Ein Leporello im A3-Format zur Präsentation von Buchillustrationen bei Vorlesestunden.

Was habe ich schon alles ausprobiert, wie man am besten Buchillustrationen Grundschulkindern vorführt. Immer stimmte etwas nicht. Entweder waren die Zeichnungen zu winzig oder das kleine Erzähltheater nicht recht praktikabel und von den Außenplätzen nicht einsehbar. Schlussendlich störte das Hantieren nebenher nur meinen Lesefluss. Aber es wird oft gewünscht, auch die Buch-Illus zu zeigen. Mittwoch habe ich die nächste Vorlesestunde vor Grundschülern und diesmal fühle ich mich gut gerüstet, denn gestern kam mir diese Idee: Ein Leporello im A3-Format.
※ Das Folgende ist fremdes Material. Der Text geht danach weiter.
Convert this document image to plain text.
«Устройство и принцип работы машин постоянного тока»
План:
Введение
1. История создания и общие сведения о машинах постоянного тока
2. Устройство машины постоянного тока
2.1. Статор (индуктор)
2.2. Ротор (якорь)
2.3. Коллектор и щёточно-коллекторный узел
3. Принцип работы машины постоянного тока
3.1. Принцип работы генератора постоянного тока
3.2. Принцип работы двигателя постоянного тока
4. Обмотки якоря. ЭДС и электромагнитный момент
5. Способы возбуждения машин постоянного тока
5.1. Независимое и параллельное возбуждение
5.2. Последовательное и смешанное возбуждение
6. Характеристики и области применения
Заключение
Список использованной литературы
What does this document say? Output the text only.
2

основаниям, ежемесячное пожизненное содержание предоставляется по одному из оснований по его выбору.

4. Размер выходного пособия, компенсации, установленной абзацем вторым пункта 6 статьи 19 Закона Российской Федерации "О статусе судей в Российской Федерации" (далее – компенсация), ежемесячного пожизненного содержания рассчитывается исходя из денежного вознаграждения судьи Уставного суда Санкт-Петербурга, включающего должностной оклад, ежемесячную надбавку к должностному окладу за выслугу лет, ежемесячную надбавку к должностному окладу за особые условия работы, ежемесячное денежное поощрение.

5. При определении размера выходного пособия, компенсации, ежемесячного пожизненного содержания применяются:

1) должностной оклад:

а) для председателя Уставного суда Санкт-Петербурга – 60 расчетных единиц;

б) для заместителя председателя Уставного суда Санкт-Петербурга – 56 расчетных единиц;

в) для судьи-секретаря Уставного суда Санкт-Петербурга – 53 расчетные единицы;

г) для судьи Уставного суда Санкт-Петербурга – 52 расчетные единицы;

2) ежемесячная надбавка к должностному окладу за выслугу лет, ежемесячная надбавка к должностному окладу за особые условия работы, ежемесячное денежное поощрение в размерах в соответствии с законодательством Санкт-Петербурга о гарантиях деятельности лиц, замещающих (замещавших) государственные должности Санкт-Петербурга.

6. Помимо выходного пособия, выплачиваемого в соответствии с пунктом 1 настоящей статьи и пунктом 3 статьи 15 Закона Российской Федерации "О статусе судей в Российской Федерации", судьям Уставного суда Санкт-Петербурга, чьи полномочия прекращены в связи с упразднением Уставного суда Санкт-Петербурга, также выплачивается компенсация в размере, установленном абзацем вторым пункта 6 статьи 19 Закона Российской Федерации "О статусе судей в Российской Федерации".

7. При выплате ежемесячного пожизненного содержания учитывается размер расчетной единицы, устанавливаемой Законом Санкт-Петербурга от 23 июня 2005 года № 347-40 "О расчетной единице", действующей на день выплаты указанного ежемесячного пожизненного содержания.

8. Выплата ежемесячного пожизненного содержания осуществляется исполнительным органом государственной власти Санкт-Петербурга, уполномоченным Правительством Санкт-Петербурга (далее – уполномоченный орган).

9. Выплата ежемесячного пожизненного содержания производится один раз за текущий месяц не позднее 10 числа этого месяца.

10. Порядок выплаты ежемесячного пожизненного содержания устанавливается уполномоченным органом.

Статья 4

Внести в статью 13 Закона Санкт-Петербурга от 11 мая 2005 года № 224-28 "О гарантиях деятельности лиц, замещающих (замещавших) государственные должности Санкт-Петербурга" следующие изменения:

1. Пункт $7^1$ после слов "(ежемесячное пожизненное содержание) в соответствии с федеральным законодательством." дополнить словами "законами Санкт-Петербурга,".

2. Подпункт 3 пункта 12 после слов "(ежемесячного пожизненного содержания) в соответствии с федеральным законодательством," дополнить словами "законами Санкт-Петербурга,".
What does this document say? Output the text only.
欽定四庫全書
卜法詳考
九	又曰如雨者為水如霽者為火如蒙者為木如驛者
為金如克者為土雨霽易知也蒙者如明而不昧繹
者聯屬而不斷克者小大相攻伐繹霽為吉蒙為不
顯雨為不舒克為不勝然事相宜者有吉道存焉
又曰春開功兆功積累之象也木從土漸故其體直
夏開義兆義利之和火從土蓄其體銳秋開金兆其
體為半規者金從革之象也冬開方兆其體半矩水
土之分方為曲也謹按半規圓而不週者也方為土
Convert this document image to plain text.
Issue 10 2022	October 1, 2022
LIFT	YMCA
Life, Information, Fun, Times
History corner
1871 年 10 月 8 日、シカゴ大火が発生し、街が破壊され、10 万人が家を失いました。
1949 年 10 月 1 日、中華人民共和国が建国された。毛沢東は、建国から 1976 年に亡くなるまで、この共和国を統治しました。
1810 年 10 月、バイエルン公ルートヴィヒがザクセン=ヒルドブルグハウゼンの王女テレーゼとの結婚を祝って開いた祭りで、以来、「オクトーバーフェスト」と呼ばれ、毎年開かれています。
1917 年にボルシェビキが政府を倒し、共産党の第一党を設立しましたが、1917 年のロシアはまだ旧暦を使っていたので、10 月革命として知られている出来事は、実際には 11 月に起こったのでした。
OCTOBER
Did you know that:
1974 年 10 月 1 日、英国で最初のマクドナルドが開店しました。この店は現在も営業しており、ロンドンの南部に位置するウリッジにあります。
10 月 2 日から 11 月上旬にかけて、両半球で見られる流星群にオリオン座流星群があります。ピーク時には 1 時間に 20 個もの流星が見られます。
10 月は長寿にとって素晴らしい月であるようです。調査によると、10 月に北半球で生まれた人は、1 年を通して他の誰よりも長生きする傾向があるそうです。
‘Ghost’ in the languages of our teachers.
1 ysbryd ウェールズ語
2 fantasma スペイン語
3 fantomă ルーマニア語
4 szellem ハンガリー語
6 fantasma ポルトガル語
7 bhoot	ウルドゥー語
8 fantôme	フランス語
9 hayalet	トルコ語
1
Dazu habe ich die kleinen Buchillustrationen im Kopierladen auf besagtes Format vergrößert und später auf das selbst gebaute Leporello aus dicken Finnpappen kaschiert. Es ist beidseitig benutzbar. Auf der einen Seite befinden sich die Illu-Kopien zur Mohnfee-Geschichte, auf der anderen einige Schorfheidemärchen-Illus auf Fotos. Ich denke, das hat jetzt die richtige Größe für Kids, die auf Kissen sitzend der Lesung zuhören. Schön.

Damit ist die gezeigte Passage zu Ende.